20/03/2007 Tigran PASKEVICHYAN

Beginning in the previous two editions

During the years of 1988 and 1990, the then almost hundred year-old national political party-the Armenian Revolutionary Federation which is proud of the fact that it was the founder of the first independent Armenian republic but in no way accepts that it played a large role in the decline and loss of territories of that republic-feared and underestimated the gradually predominating independence tendencies during the Karabakh movement. At the time, the position of the ARF, which was “By being for independence, we will be against separation” was heard everywhere as a joke and was nothing more than a rush.

The Dashnaktsutiun was rushing even after its experience of 1918. It knew that you don’t acquire independence, as in 1990; rather you find it under the ruins of an empire, just like in 1918. They had to wait for that; wait and see when the great empire would collapse. And what if it didn’t collapse? What would happen to Karabakh whose case the many Dashanks in the Diaspora and the few in Armenia defended?
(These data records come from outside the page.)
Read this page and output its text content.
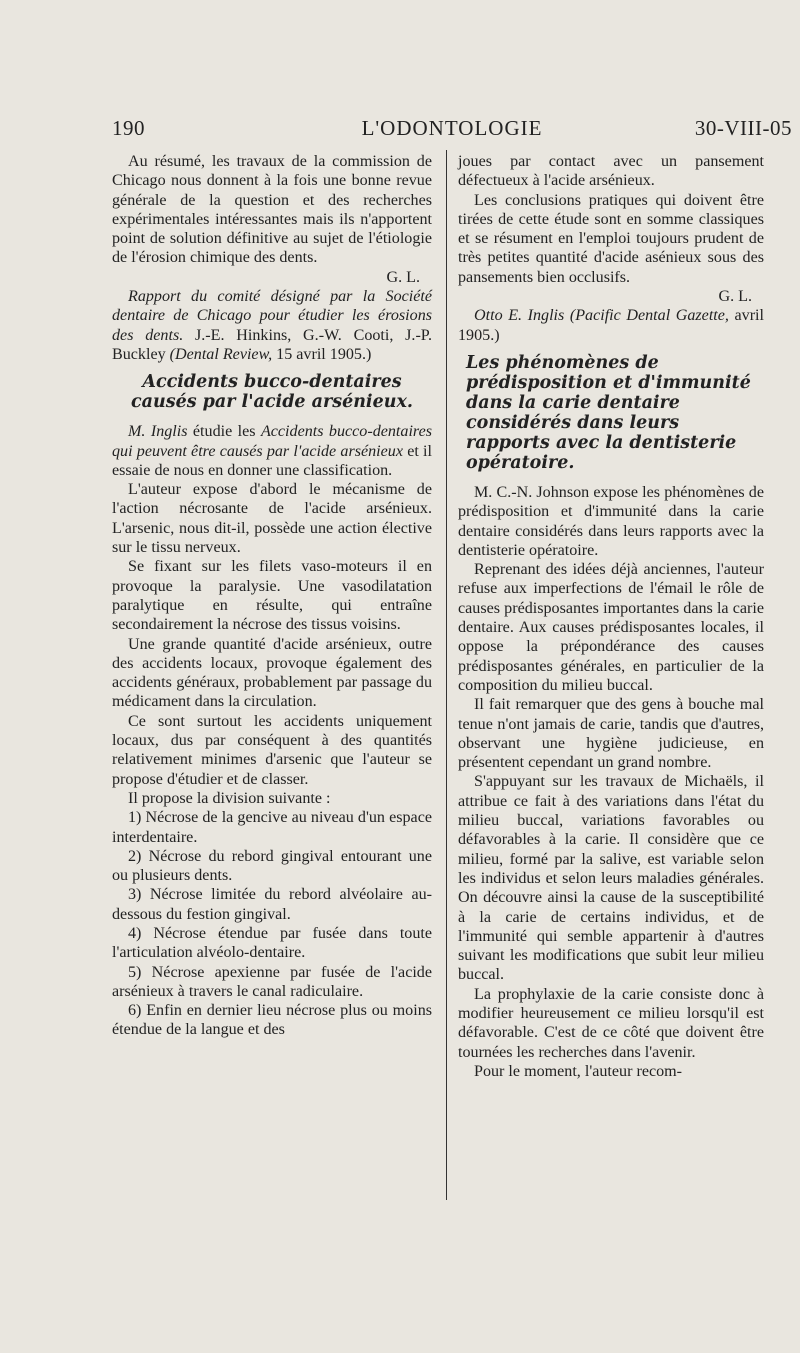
190	L'ODONTOLOGIE	30-VIII-05

Au résumé, les travaux de la commission de Chicago nous donnent à la fois une bonne revue générale de la question et des recherches expérimentales intéressantes mais ils n'apportent point de solution définitive au sujet de l'étiologie de l'érosion chimique des dents.

G. L.

Rapport du comité désigné par la Société dentaire de Chicago pour étudier les érosions des dents. J.-E. Hinkins, G.-W. Cooti, J.-P. Buckley (Dental Review, 15 avril 1905.)

Accidents bucco-dentaires causés par l'acide arsénieux.

M. Inglis étudie les Accidents bucco-dentaires qui peuvent être causés par l'acide arsénieux et il essaie de nous en donner une classification.

L'auteur expose d'abord le mécanisme de l'action nécrosante de l'acide arsénieux. L'arsenic, nous dit-il, possède une action élective sur le tissu nerveux.

Se fixant sur les filets vaso-moteurs il en provoque la paralysie. Une vasodilatation paralytique en résulte, qui entraîne secondairement la nécrose des tissus voisins.

Une grande quantité d'acide arsénieux, outre des accidents locaux, provoque également des accidents généraux, probablement par passage du médicament dans la circulation.

Ce sont surtout les accidents uniquement locaux, dus par conséquent à des quantités relativement minimes d'arsenic que l'auteur se propose d'étudier et de classer.

Il propose la division suivante :

1) Nécrose de la gencive au niveau d'un espace interdentaire.

2) Nécrose du rebord gingival entourant une ou plusieurs dents.

3) Nécrose limitée du rebord alvéolaire au-dessous du festion gingival.

4) Nécrose étendue par fusée dans toute l'articulation alvéolo-dentaire.

5) Nécrose apexienne par fusée de l'acide arsénieux à travers le canal radiculaire.

6) Enfin en dernier lieu nécrose plus ou moins étendue de la langue et des

joues par contact avec un pansement défectueux à l'acide arsénieux.

Les conclusions pratiques qui doivent être tirées de cette étude sont en somme classiques et se résument en l'emploi toujours prudent de très petites quantité d'acide asénieux sous des pansements bien occlusifs.

G. L.

Otto E. Inglis (Pacific Dental Gazette, avril 1905.)

Les phénomènes de prédisposition et d'immunité dans la carie dentaire considérés dans leurs rapports avec la dentisterie opératoire.

M. C.-N. Johnson expose les phénomènes de prédisposition et d'immunité dans la carie dentaire considérés dans leurs rapports avec la dentisterie opératoire.

Reprenant des idées déjà anciennes, l'auteur refuse aux imperfections de l'émail le rôle de causes prédisposantes importantes dans la carie dentaire. Aux causes prédisposantes locales, il oppose la prépondérance des causes prédisposantes générales, en particulier de la composition du milieu buccal.

Il fait remarquer que des gens à bouche mal tenue n'ont jamais de carie, tandis que d'autres, observant une hygiène judicieuse, en présentent cependant un grand nombre.

S'appuyant sur les travaux de Michaëls, il attribue ce fait à des variations dans l'état du milieu buccal, variations favorables ou défavorables à la carie. Il considère que ce milieu, formé par la salive, est variable selon les individus et selon leurs maladies générales. On découvre ainsi la cause de la susceptibilité à la carie de certains individus, et de l'immunité qui semble appartenir à d'autres suivant les modifications que subit leur milieu buccal.

La prophylaxie de la carie consiste donc à modifier heureusement ce milieu lorsqu'il est défavorable. C'est de ce côté que doivent être tournées les recherches dans l'avenir.

Pour le moment, l'auteur recom-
There were so many suspicions that the ARF didn’t even create an organization in Armenia, rather went by the name of NIPA, which as far as I know stood for National Independence Party of Armenia. If it weren’t for the collapse of the USSR, the NIPA could have easily been disbanded, hiding the trace of the ARF and then have it present itself with a federative, independence squad if there was a chance for independence. This was, evidently, an organizational method for the “By being for independence, we will be against separation” position.
 
“All Armenians are Dashnaks,” said one of the members of NIPA who was my colleague at the time. “Some realize it, some don’t.” He pitied that I was one of those who did not realize that and always said that only the Dashnaks can reinforce that, whenever he talked about independence.

From the start, the Dashnaks considered the Armenian National Movement as the foam of the national movement and almost always underestimated that party. They found that that organized group would separate soon enough and the good forces of the party would join the ARF. In fact, as a good force, they used to mention Vazgen Manukyan’s name very often.

This party which had no clear position in the political reality of Armenia (for now the NIPA) did not take into account how a Supreme Council was democratically elected right in front of Moscow, how approximately 100% of the population that did not realize that they are Dashnaks said “Yes” to independence. Thus, the ARF did not complete its historical mission to reinstate Armenia’s independence.

The first presidential election was a good chance to make up for that, but that traditional party which had just step foot in Armenia could not take advantage of that chance. The powerful popular movement was obviously going to require a charismatic leader which could not have been popular actor Sos Sarkisyan no matter how loved and respected he was by the people. The ARF could have missed out on this election, waited for the next one, but political ambitions stood in the way. Everyone knew about the party, but it did insure itself by nominating a popular actor instead of a political activist. True, the USSR was split during the ’91 election, but it was still not completely disbanded and God forbid, if it came back, Armenia would need the popular status.
 
The ARF also had an exclusive inclination to the Artsakh war, but this time, once again, the party did not take into consideration the national split. Organizing a war based on the principles of the HayDuk movement in the Ottoman Empire (which Armenian society knew about from time to time) or the voluntary movement in the Caucasus (which the Russian Empire knew very well about) was inopportune. Each person from Artsakh, regardless of those principles, was a volunteer and HayDuk; each Armenian from Armenia was going to war to bury the slave that had died in their souls. Despite the majority of volunteers with the ideology and the enlistments with the slogan “Weapon in exchange for partisanship”, the ARF was not able to take on the responsibility of the entire war. The people were expecting a large flow of Dashnak volunteers from the Armenian Diaspora, but only devoted soldiers from mythical, secret armies came to the battlefield and the Dashnaktsutiun lost another inclination.

There was one chance remaining to establish in Armenia-seize power as soon as possible by using the energy of the soldiers at war and not wait for another election because either Ter-Petrosyan’s was not going to step down, or the National Democratic Union was going to come to power. The Dashnaktsutiun did not have the chance to come to power by elections because it was had the complex of exclusivity, however it did not have any exclusive activists and the idea of war was no longer exclusive.